Lecture September 25

Lecture - September 25, 2002 - Information.1

Overview of Lecture

Significant differences between computer "information" processing and human information processing

- focus now on technics that specifically gather, store and retrieve INFORMATION

How do humans process "information"?

- we filter through data (facts/discrete bits/signals) and process it to find something useful = information (that which "informs" us about something)

If we can't find any connections among pieces of data, there is no information.

(list of people I showed you last lecture: if you didn't recognize any of them, you would see this as a mere list of "data")

If you recognized a few, you might hypothesize that they are all somehow related to computer "technologists" รถ the data would start to look like "information"

Another processing stage later involves knowledge acquisition:

Just as we build information from data, we build knowledge from information.

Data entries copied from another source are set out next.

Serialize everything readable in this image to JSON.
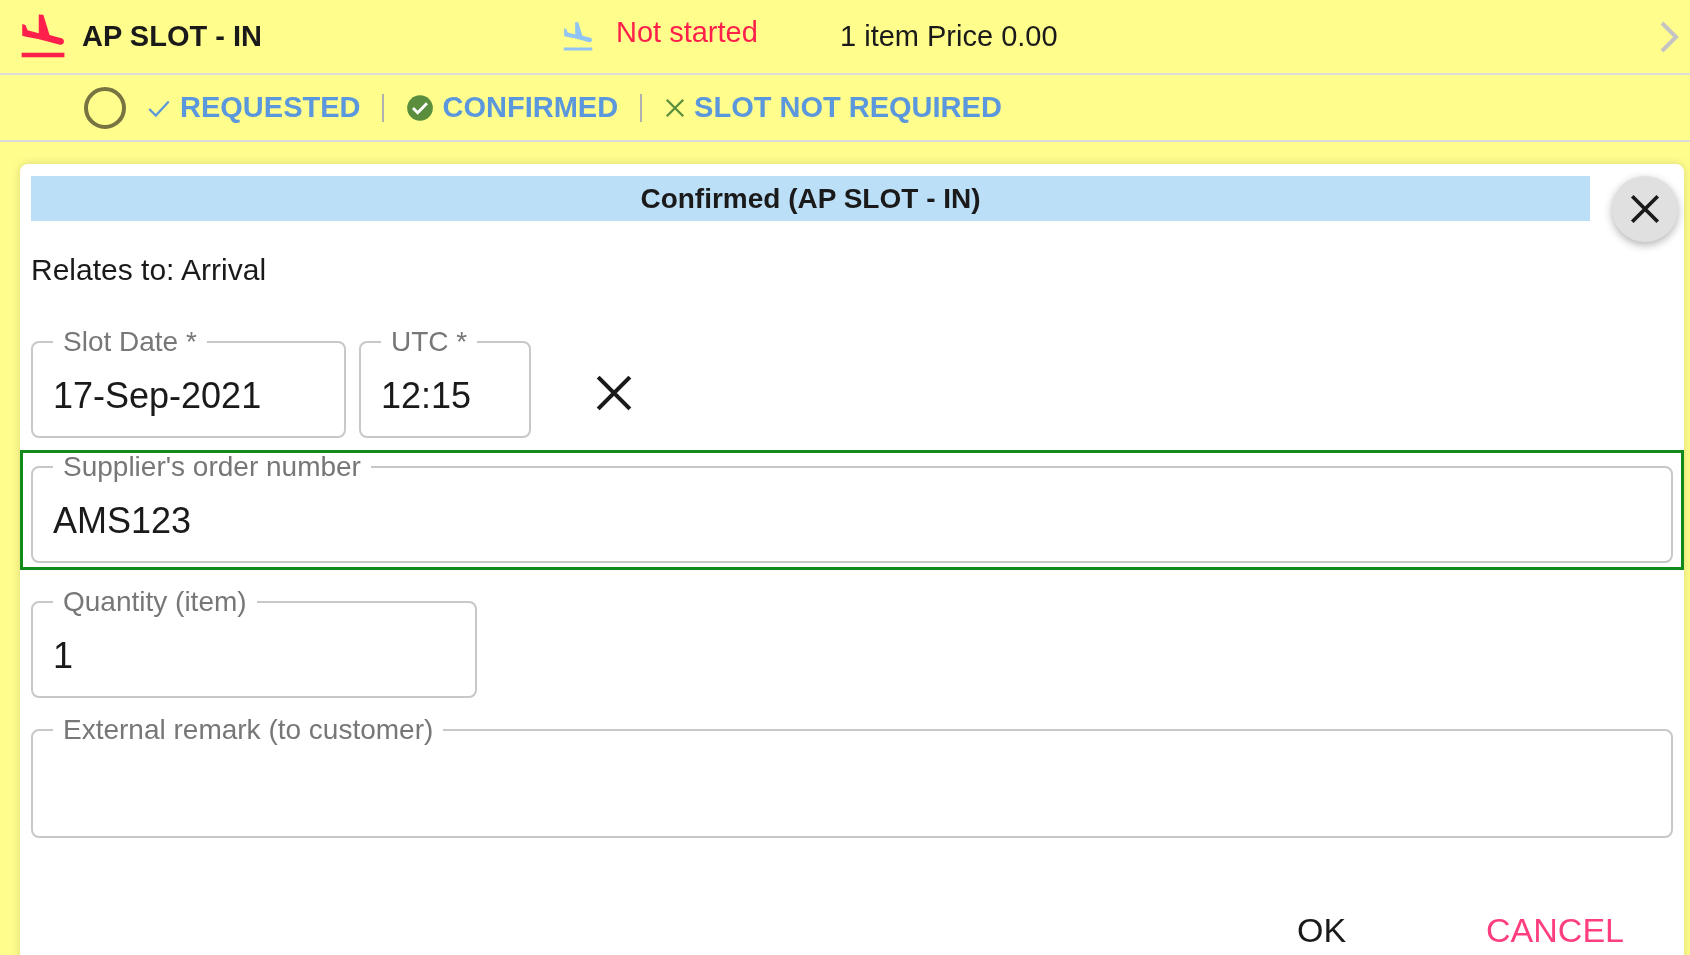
{
  "header": {
    "title": "AP SLOT - IN",
    "status": "Not started",
    "summary": "1 item Price 0.00"
  },
  "status_options": [
    {
      "kind": "requested",
      "label": "REQUESTED",
      "selected": false
    },
    {
      "kind": "confirmed",
      "label": "CONFIRMED",
      "selected": true
    },
    {
      "kind": "not_required",
      "label": "SLOT NOT REQUIRED",
      "selected": false
    }
  ],
  "dialog": {
    "title": "Confirmed (AP SLOT - IN)",
    "relates_to": "Relates to: Arrival",
    "fields": [
      {
        "label": "Slot Date *",
        "value": "17-Sep-2021",
        "focused": false
      },
      {
        "label": "UTC *",
        "value": "12:15",
        "focused": false
      },
      {
        "label": "Supplier's order number",
        "value": "AMS123",
        "focused": true
      },
      {
        "label": "Quantity (item)",
        "value": "1",
        "focused": false
      },
      {
        "label": "External remark (to customer)",
        "focused": false
      }
    ],
    "buttons": [
      {
        "kind": "ok",
        "label": "OK"
      },
      {
        "kind": "cancel",
        "label": "CANCEL"
      }
    ]
  }
}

Why may we see different patterns in the same information? (because we don't all share the same background knowledge that allows us to make links between information...)

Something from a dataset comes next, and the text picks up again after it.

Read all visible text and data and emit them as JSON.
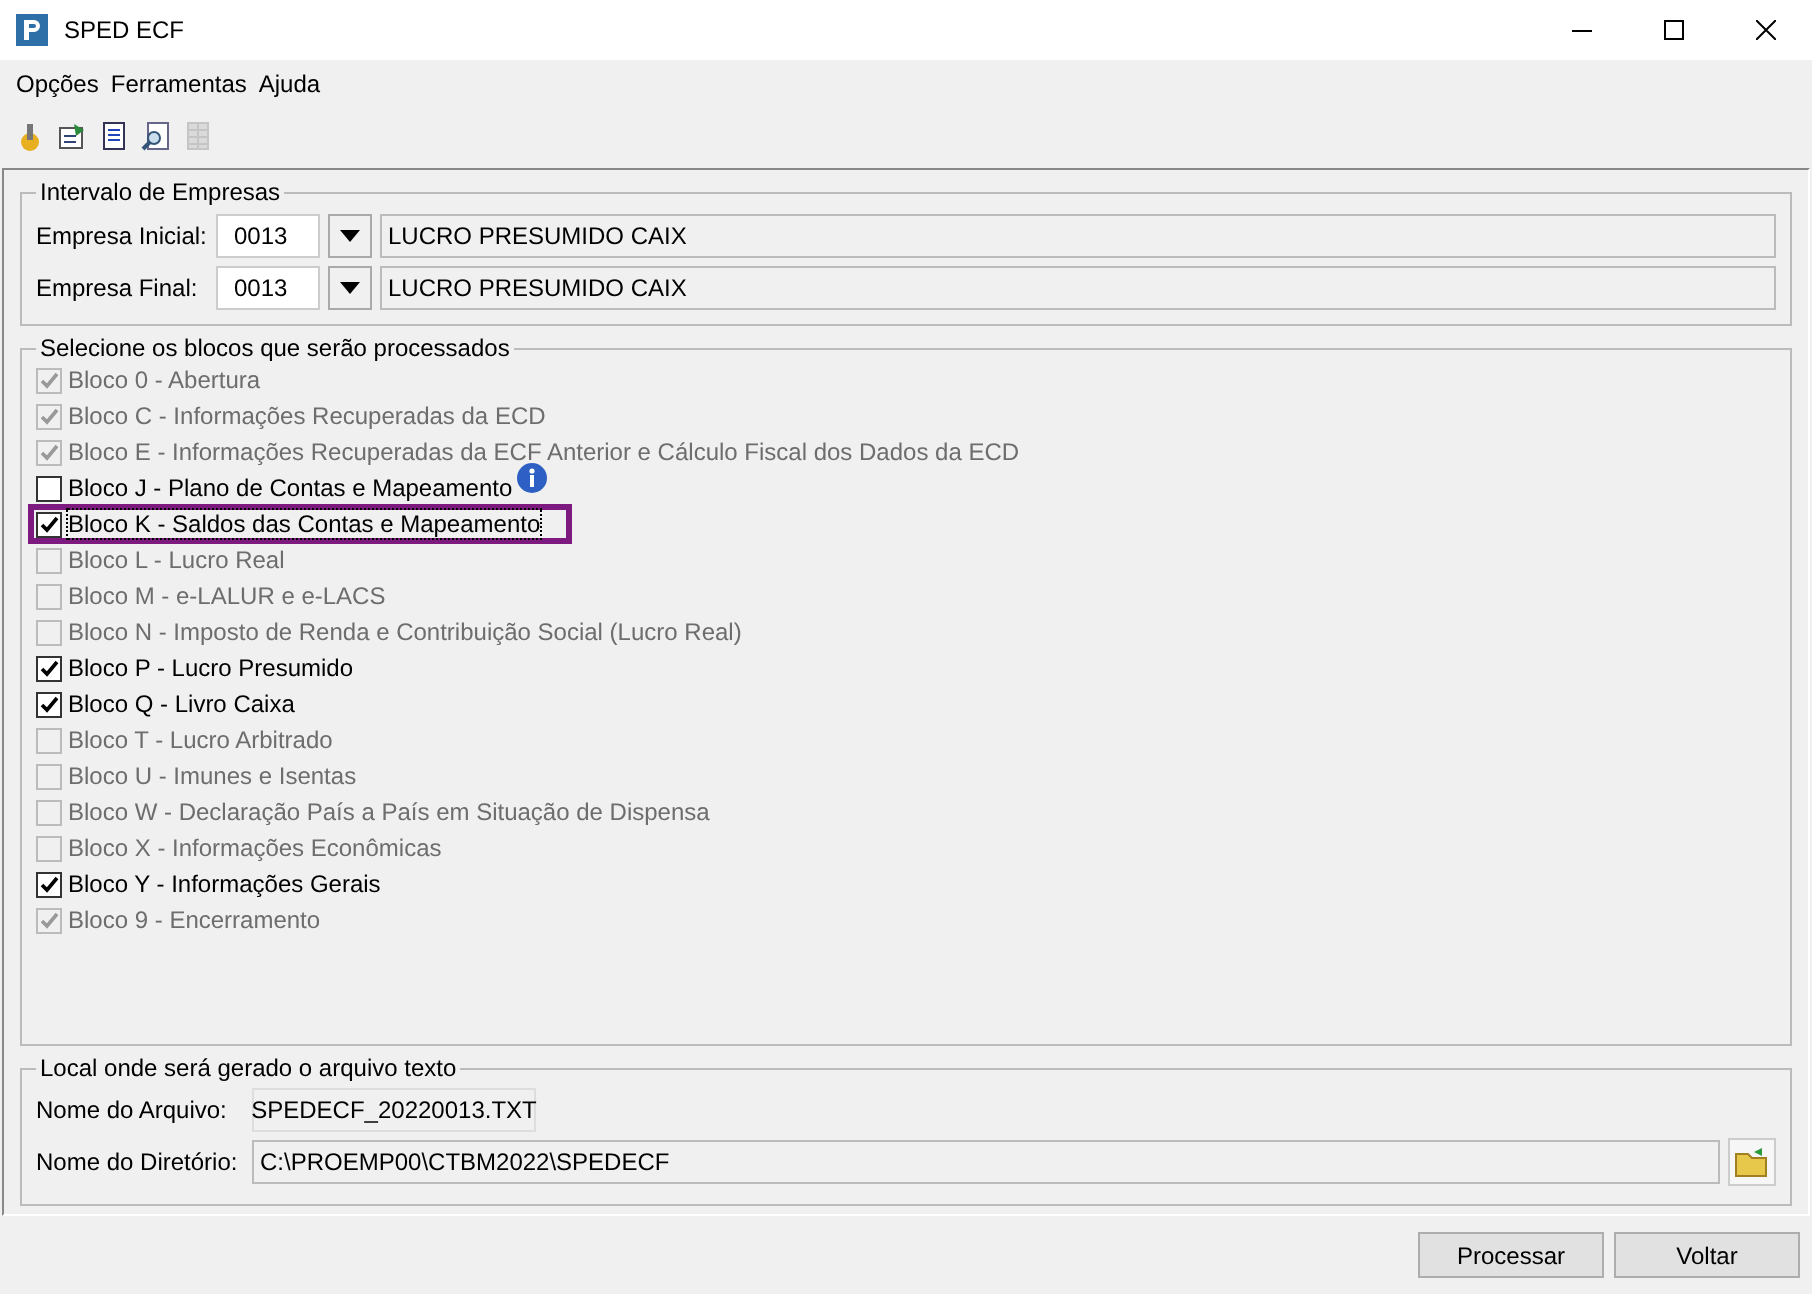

How could we start to build a "knowledge" base of these figures?

- Establish a timeline
- Divide their work into different categories: operating systems, interfaces, software development, etc. (with overlaps)
- categorize them into "entrepreneurs/capitalists" and "scientists"
- other ways to make connections?

How is a piece of "information" processed in a computer? "information" (according to Shannon*)- encoded into signal --> sent over communication channel --> decoded by receiver into same information that was encoded. ("Mathematical Theory of Communication", 1948)

Encoding and decoding is done with bits and bytes:

bit of information (an electronic impulse which is either on = 1 or off = zero)

combine 8 bits into a byte: 10100001 (decoded into letter A in ASCII*)

*American Standard Code of Information Interchange

But how is it stored in computers sufficient that we can RETRIEVE the "information"?

word processors - directories and file name
Relational databases - fields and rows
Hypertext structures - links
Etc.

Let's go back to human information processing.
What if: you couldn't write anything down. How would you remember important information?